Simmons’ entry point into Dignity came after he spent 25 years practicing as a Catholic minister, which took him around the U.S. and Latin America. In 1998, he decided to explore his own sexuality and try to understand it.
“I did a lot of soul searching for a couple years,” Simmons said. “What I would say was a real blessing for me was discovering Dignity. I was just really searching, and didn’t really know many people I felt I could talk to.”
After reading an ad about Dignity in PGN, Simmons decided to check out one of their Masses.
“As the Mass ended, the person next to me welcomed me and I said, ‘this is my first time.’ That was a big boost to me in understanding who I am – not just as a gay person, but also as a Christian and a Catholic, and accepting myself as that.”

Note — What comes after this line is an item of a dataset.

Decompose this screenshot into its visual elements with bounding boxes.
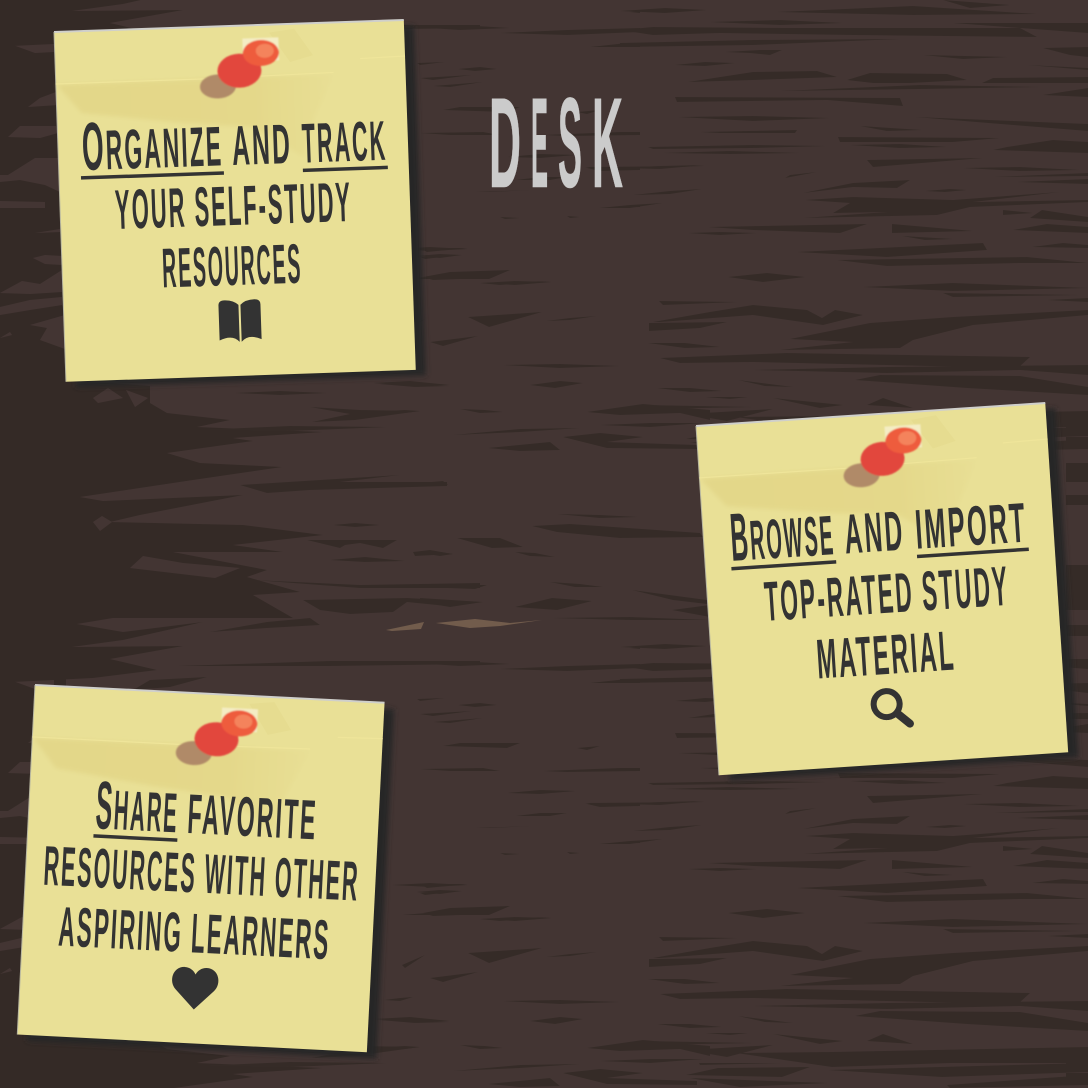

One important aspect of Dignity Philadelphia, Simmons pointed out, is that lay people are part of its leadership.
“So many Catholic organizations are started either by a nun or by a priest,” Simmons said. “These people have picked up the way and moved it ahead. I think that’s a witness to something.”
Separate from his presidential duties, Rocks has been playing guitar as part of Dignity’s music ministry for the past 47 years. It gives him a chance to be a leader in his Catholic community, he said.
“[That] wouldn’t be possible in Philadelphia if I was in a parish and they knew I was gay,” Rocks added. “We want to be accepted. I often say that the Catholic Church in Philadelphia has much to learn from us as far as participation of lay people in the church business and church activities. Most parishes in Philadelphia really don’t let lay people have much of a leadership role.”
Dignity Philadelphia’s 50th anniversary celebration is open to the public, and tickets can be purchased at www.dignityphila.org/anniversary/.